Nondeclarative learning (stimulus–response, motor, perceptual) is preserved; declarative (episodic, semantic) learning is lost.
235
Give an example of perceptual learning in amnesia (Johnson et al. 1985).
Amnesic patients preferred a previously seen face labeled “nice” over one labeled “nasty” and preferred previously heard unfamiliar melodies despite no explicit memory.
236
Compare declarative vs. nondeclarative memory in amnesia.
Nondeclarative (implicit) tasks (e.g., eyeblink conditioning, serial reaction) are learned without awareness; declarative (explicit) (episodic, semantic) memories are lost.
237
List hippocampal spatial cell types.
Place cells (fire in specific locations), Grid cells (patterned map), Border cells (detect edges), Head-direction cells (track orientation), Path/intention cells (combine location with planned movement).
238
Define Hebbian learning rule.
When two inputs activate a neuron together, their connection strengthens over time if paired repeatedly (’cells that fire together wire together’).
239
Where was LTP first discovered and what does it entail?

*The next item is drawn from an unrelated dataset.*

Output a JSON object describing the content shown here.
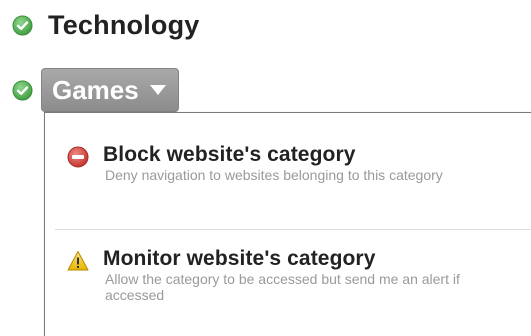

Discovered in hippocampus; repeated high-frequency stimulation leads to long-lasting synaptic strengthening via NMDA receptor activation, Ca²⁺ influx, AMPA receptor insertion, and presynaptic changes.
240
What conditions are required for LTP induction?
High-frequency stimulation causing summation and depolarization, removal of Mg²⁺ block from NMDA receptors, Ca²⁺ influx triggering kinases for synaptic strengthening.
241
Can LTP occur outside hippocampus?
Yes; also observed in amygdala, cortex, and basal ganglia, supporting learning in general.